Is it any wonder we neglect our quiet yearnings to sculpt, to write, to draw, to paint? There’s too much at stake. Being an artist means risking our sanity, our livelihood, our lives themselves. Even if we resist the enticing allure of the tortured artist mythos, most of us still buy in to the romantic idea that being an artist requires dramatic change: if we want to write, we have to quit our day jobs and be willing to die nobly (penniless in a gutter preferably) for our art. We have to smoke cigarettes while wearing a cynical too-cool attitude and a sullen expression on our face. We have to engage in deep, pretentious, philosophical discussions about what qualifies as “real” art. Or sell our house and move to a picturesque studio in Paris or a brownstone in Brooklyn, New York. In other words, being an artist is entirely incompatible with who we are today.
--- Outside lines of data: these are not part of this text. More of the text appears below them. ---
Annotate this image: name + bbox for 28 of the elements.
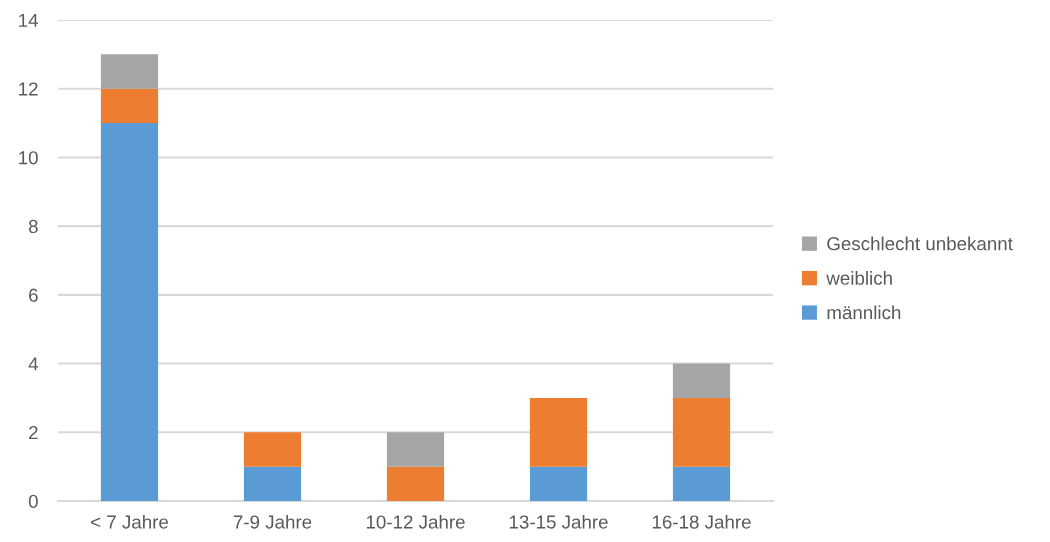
legend-label: männlich xyxy=(827,305,901,320)
y-tick-label: 10 xyxy=(19,151,38,165)
x-tick-label: < 7 Jahre xyxy=(91,514,169,529)
bar xyxy=(672,397,731,467)
y-tick-label: 6 xyxy=(29,288,38,302)
bar xyxy=(529,397,588,467)
y-tick-label: 12 xyxy=(19,82,38,96)
x-tick-label: 10-12 Jahre xyxy=(366,514,465,529)
bar xyxy=(529,466,588,501)
y-tick-label: 0 xyxy=(28,494,38,508)
x-tick-label: 7-9 Jahre xyxy=(233,514,312,529)
bar xyxy=(386,466,445,501)
y-tick-label: 14 xyxy=(19,13,39,27)
legend-label: weiblich xyxy=(826,271,892,285)
y-tick-label: 4 xyxy=(28,357,39,371)
bar xyxy=(672,363,731,398)
y-tick-label: 2 xyxy=(29,425,38,440)
y-tick-label: 8 xyxy=(28,219,38,234)
bar xyxy=(100,88,159,124)
x-tick-label: 16-18 Jahre xyxy=(652,514,751,529)
legend-label: Geschlecht unbekannt xyxy=(827,236,1013,251)
bar xyxy=(100,54,159,89)
x-tick-label: 13-15 Jahre xyxy=(509,514,608,529)
bar xyxy=(243,466,302,501)
bar xyxy=(672,466,731,501)
bar xyxy=(386,432,445,467)
bar xyxy=(243,432,302,467)
bar xyxy=(100,123,159,501)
But what if creative living is, as writer of enormous generosity of spirit Elizabeth Gilbert suggests, simply the “courage to bring forth the treasures” that are hidden within us? What if we could be more creative in our lives as they’re constituted today? What if creative living wasn’t all this agony and torment (and let’s be honest: at this point the “tortured artist” persona is a trite cliche) but rather a joyful, light-hearted, playful way of being?
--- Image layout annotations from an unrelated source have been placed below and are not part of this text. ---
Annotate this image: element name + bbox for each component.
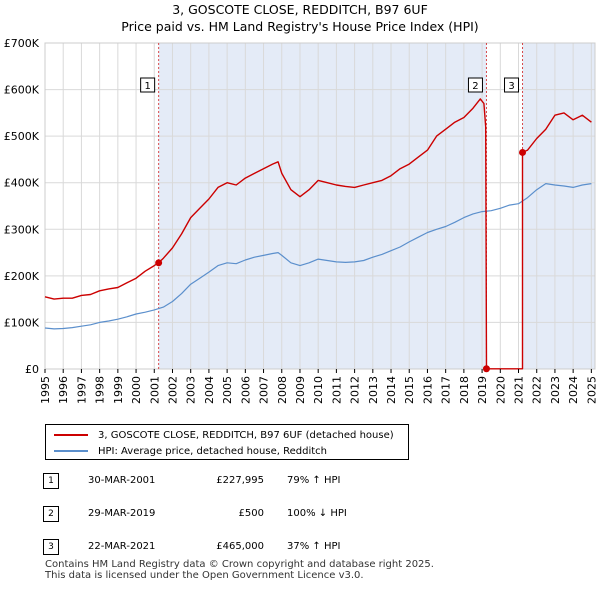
x-tick-label: 2006 [239,376,252,404]
legend-label-hpi: HPI: Average price, detached house, Redd… [98,445,327,457]
x-tick-label: 2015 [403,376,416,404]
y-tick-label: £300K [4,223,40,236]
x-tick-label: 2014 [385,376,398,404]
sale-points [155,148,527,373]
x-tick-label: 1998 [94,376,107,404]
sale-number-badge: 1 [43,473,59,489]
legend-swatch-hpi [54,450,88,452]
x-tick-label: 2002 [166,376,179,404]
footer-attribution: Contains HM Land Registry data © Crown c… [45,559,434,581]
series-line-hpi [44,183,592,330]
chart-title-line2: Price paid vs. HM Land Registry's House … [121,19,479,34]
sale-date: 30-MAR-2001 [88,475,156,486]
chart-gridlines [44,42,595,370]
y-tick-label: £100K [4,316,40,329]
x-tick-label: 2024 [567,376,580,404]
x-tick-label: 1999 [112,376,125,404]
sale-number-badge: 3 [43,539,59,555]
chart-title: 3, GOSCOTE CLOSE, REDDITCH, B97 6UF Pric… [0,1,600,35]
x-tick-label: 2018 [458,376,471,404]
x-tick-label: 2017 [440,376,453,404]
sale-row: 3 22-MAR-2021 £465,000 37% ↑ HPI [0,537,600,557]
y-tick-label: £400K [4,177,40,190]
sale-price: £227,995 [216,475,264,486]
price-chart: 1 2 3 £0 £100K £200K £300K £400K £500K £600K £700… [4,37,599,404]
legend-item-hpi: HPI: Average price, detached house, Redd… [54,443,327,459]
sale-date: 22-MAR-2021 [88,541,156,552]
shaded-ownership-periods [158,43,595,369]
y-tick-label: £200K [4,270,40,283]
footer-line1: Contains HM Land Registry data © Crown c… [45,559,434,570]
x-tick-label: 2021 [513,376,526,404]
chart-title-line1: 3, GOSCOTE CLOSE, REDDITCH, B97 6UF [172,2,428,17]
sale-number-badge: 2 [43,506,59,522]
legend-swatch-property [54,434,88,436]
x-tick-label: 1995 [39,376,52,404]
shaded-range [522,43,595,369]
x-tick-label: 2005 [221,376,234,404]
sale-price: £465,000 [216,541,264,552]
x-tick-label: 2022 [531,376,544,404]
x-tick-label: 2008 [276,376,289,404]
sale-marker-labels: 1 2 3 [140,77,520,93]
sale-point [519,148,527,156]
sale-hpi-change: 79% ↑ HPI [287,475,341,486]
x-tick-label: 2001 [148,376,161,404]
x-tick-label: 2011 [330,376,343,404]
x-tick-label: 2020 [494,376,507,404]
sale-row: 1 30-MAR-2001 £227,995 79% ↑ HPI [0,471,600,491]
y-tick-label: £500K [4,130,40,143]
x-tick-label: 2003 [185,376,198,404]
x-axis-ticks: 1995 1996 1997 1998 1999 2000 2001 2002 2003 2004… [39,369,598,404]
sale-marker-box [467,77,483,93]
x-tick-label: 2023 [549,376,562,404]
plot-area [44,42,596,370]
sale-hpi-change: 100% ↓ HPI [287,508,347,519]
y-axis-ticks: £0 £100K £200K £300K £400K £500K £600K £700K [4,37,40,376]
sale-marker-label: 3 [508,81,514,92]
sale-point [482,365,490,373]
legend: 3, GOSCOTE CLOSE, REDDITCH, B97 6UF (det… [45,424,409,460]
x-tick-label: 2004 [203,376,216,404]
chart-series [44,98,592,370]
y-tick-label: £700K [4,37,40,50]
sale-marker-box [504,77,520,93]
sale-marker-label: 2 [472,81,478,92]
x-tick-label: 2013 [367,376,380,404]
x-tick-label: 2009 [294,376,307,404]
sale-hpi-change: 37% ↑ HPI [287,541,341,552]
x-tick-label: 1996 [57,376,70,404]
sale-date: 29-MAR-2019 [88,508,156,519]
y-tick-label: £0 [25,363,39,376]
x-tick-label: 2025 [585,376,598,404]
sale-row: 2 29-MAR-2019 £500 100% ↓ HPI [0,504,600,524]
sale-marker-box [140,77,156,93]
legend-item-property: 3, GOSCOTE CLOSE, REDDITCH, B97 6UF (det… [54,427,394,443]
shaded-range [158,43,487,369]
x-tick-label: 2016 [421,376,434,404]
sale-price: £500 [238,508,264,519]
x-tick-label: 2000 [130,376,143,404]
y-tick-label: £600K [4,84,40,97]
x-tick-label: 2010 [312,376,325,404]
footer-line2: This data is licensed under the Open Gov… [45,570,364,581]
series-line-property [44,98,592,370]
sale-marker-label: 1 [144,81,150,92]
legend-label-property: 3, GOSCOTE CLOSE, REDDITCH, B97 6UF (det… [98,429,394,441]
x-tick-label: 2019 [476,376,489,404]
sale-point [155,259,163,267]
x-tick-label: 2007 [258,376,271,404]
x-tick-label: 1997 [75,376,88,404]
x-tick-label: 2012 [349,376,362,404]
For me, creative living only requires one thing: a willingness to be a more enlarged version of ourselves. Being an artist doesn’t mean making a living exclusively from our art- it means having the courage to follow the trail of our curiosity a little bit everyday. What fascinates your intellect? enchants and enthralls your spirit? engrosses your attention? More than a job, being an artist is a way of inhabiting the world, a certain orientation. To live creatively is to really live: to be alert and awake to existence’s pure bliss. It’s to love at the greatest heights and to feel at the profoundest depths. It’s bringing something forth into the world that didn’t exist before, not for awards or acclaim or some other external reward, but for its own sake. And more than anything, creative living is unearthing transcendence from the mundanity of the everyday.